Lorraine aura milité partout avec sa conscience d’être femme, croyant fermement que la marche des femmes vers la liberté doit être collective et globale. Elle a commencé à se définir comme féministe lorsqu’elle y a vu une passerelle entre les luttes sociales, défendant les droits de toutes les femmes du monde.
On ne peut pas nommer ici tous ses engagements. Toute injustice l’atteignait et suscitait son envie de résister ou de riposter. Pas seule, jamais seule, toujours rassembleuse. Intellectuelle redoutable autant que travailleuse de terrain, elle a mis sa parole et sa plume au service de l’action collective. Que de groupes et de personnes elle a ralliés par ses plaidoyers généreux et argumentés ! Que de luttes partagées, de nouvelles idées défrichées, souvent aux côtés de jeunes femmes, qu’elle écoutait autant qu’elle pouvait les inspirer !
Comment ne pas être impressionnées par cette femme aux talents et qualités multiples ? Il faut souligner sa simplicité, sa droiture à toute épreuve, son indéfectible respect d’autrui et sa ténacité incroyable, elle qui a participé à des réunions jusqu’à tout récemment.
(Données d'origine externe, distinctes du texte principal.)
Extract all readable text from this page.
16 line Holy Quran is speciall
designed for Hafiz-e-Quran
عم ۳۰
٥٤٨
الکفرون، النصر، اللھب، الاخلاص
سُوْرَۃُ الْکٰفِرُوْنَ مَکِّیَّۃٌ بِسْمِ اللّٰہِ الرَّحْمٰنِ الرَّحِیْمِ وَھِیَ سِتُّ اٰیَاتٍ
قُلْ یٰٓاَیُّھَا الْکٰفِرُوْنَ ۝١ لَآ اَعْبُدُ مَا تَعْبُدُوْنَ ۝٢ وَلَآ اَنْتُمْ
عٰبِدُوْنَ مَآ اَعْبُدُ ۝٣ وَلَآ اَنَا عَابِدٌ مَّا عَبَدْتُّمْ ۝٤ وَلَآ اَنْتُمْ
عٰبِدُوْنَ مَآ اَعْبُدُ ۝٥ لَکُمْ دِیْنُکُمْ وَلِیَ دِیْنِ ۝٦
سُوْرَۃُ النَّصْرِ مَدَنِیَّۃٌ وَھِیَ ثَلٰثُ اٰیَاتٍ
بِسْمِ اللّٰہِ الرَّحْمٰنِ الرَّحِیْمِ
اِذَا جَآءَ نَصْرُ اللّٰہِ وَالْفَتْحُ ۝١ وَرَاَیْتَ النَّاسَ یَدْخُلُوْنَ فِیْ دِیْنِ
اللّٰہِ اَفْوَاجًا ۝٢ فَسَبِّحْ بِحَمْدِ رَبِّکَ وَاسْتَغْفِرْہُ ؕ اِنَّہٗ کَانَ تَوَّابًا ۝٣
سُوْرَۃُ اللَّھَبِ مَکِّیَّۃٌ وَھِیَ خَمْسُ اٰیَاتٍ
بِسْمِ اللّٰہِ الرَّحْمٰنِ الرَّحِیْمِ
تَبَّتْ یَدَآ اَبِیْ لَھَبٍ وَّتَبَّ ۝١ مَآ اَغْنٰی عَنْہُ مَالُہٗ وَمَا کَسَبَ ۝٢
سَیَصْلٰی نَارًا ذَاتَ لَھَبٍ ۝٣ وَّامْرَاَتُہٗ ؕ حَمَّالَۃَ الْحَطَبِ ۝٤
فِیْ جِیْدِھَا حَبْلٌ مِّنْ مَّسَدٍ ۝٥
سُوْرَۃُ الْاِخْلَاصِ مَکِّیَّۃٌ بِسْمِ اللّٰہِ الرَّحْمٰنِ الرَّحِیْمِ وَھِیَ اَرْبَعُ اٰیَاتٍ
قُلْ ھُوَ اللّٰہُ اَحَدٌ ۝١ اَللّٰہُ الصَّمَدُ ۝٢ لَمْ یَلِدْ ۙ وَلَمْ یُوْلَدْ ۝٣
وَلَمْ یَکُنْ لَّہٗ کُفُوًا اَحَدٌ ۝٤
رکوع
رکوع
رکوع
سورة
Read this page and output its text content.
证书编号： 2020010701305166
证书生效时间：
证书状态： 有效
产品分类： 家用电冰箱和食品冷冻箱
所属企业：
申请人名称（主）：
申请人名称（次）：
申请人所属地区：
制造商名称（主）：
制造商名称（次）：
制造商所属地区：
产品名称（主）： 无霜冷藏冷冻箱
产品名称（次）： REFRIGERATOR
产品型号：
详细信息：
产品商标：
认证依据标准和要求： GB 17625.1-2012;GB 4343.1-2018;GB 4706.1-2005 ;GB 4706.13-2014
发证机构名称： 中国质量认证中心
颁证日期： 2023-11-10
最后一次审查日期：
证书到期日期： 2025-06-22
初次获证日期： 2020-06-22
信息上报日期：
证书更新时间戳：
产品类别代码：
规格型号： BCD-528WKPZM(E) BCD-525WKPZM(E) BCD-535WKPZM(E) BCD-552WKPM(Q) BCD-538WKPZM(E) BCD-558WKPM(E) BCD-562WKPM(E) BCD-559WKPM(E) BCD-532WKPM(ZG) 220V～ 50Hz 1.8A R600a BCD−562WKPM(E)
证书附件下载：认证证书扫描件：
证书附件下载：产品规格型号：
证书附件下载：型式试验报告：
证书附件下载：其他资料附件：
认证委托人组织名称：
Il faut parler aussi de sa joie de vivre, du plaisir qu’elle prenait à partager le vin et les bons repas, de son amour de la poésie. De son énergie physique également, elle qui dormait peu et qui, à 75 ans bien sonnés, se rendait encore à divers rendez-vous en bicyclette.
Persuadée que c’est par l’interrogation qu’on avance, elle avait fait du doute sa posture intellectuelle : résister aux certitudes qui enferment, s’ouvrir aux autres, accueillir les changements du monde et y confronter ses positions. Elle refusait d’adhérer à quelque idéologie ou parti politique que ce soit, voulant garder toute sa capacité de cheminer. Animée par l’indignation, elle était une « sage radicale ».
Elle a été indépendantiste jusqu’à la fin, codirigeant le livre Un Québec-pays. Le OUI des femmes (Remue-ménage, 2018). Elle était aussi une alliée indéfectible des nations autochtones. Et une battante contre toutes les discriminations. Elle n’avait pas peur de nommer les problèmes : l’expression racisme systémique lui apparaissait juste. À travers la pratique du débat, elle recherchait les voies de passage, les consensus souhaitables, la possibilité d’action commune.
Démocrate jusqu’au bout des doigts, elle a milité pour un mode de scrutin proportionnel, mais aussi pour que les femmes obtiennent la place et la reconnaissance qui leur reviennent en politique. Au-delà de la démocratie représentative, elle a cherché et expérimenté des stratégies de démocratie participative. Dans les milieux communautaires, on lui reconnaissait une capacité remarquable à apporter des idées, des projets, à expliquer, mobiliser.
Surtout, sa ténacité et son courage nous inspiraient. Dans Qui sommes-nous pour être découragées ?, ouvrage élaboré avec Pascale Dufour (Écosociété, 2019), Lorraine se livre avec une franchise désarmante sur ses combats, ses doutes, ses espoirs. Elle avait quelque chose de la grande Madeleine Parent, syndicaliste et féministe décédée en 2012 : cette absolue conviction qu’on n’a pas le droit de lâcher, quelle que soit la période dans laquelle on vit.
Lorraine aimait citer F. S. Fitzgerald : « Il faut être convaincu que les choses sont sans espoir, mais être déterminé à les changer quand même. » L’espoir qu’elle nous insufflait la rend précieuse à nos yeux puisque parfois, devant les reculs de l’histoire, le souffle nous manque, justement.
Son héritage est là : persévérer même quand les choses vont mal, malgré la guerre, malgré le désespérant refus des dirigeants économiques et politiques d’affronter résolument les changements climatiques, malgré les droits bafoués, devant la montée des inégalités et de l’intolérance, persévérer pour le jour où nous pourrons avancer à nouveau.
Voilà ce que la vie et les actions de Lorraine Guay nous enseignent. Voilà ce qui adoucit notre peine et nous animera, au coeur des luttes que nous poursuivrons.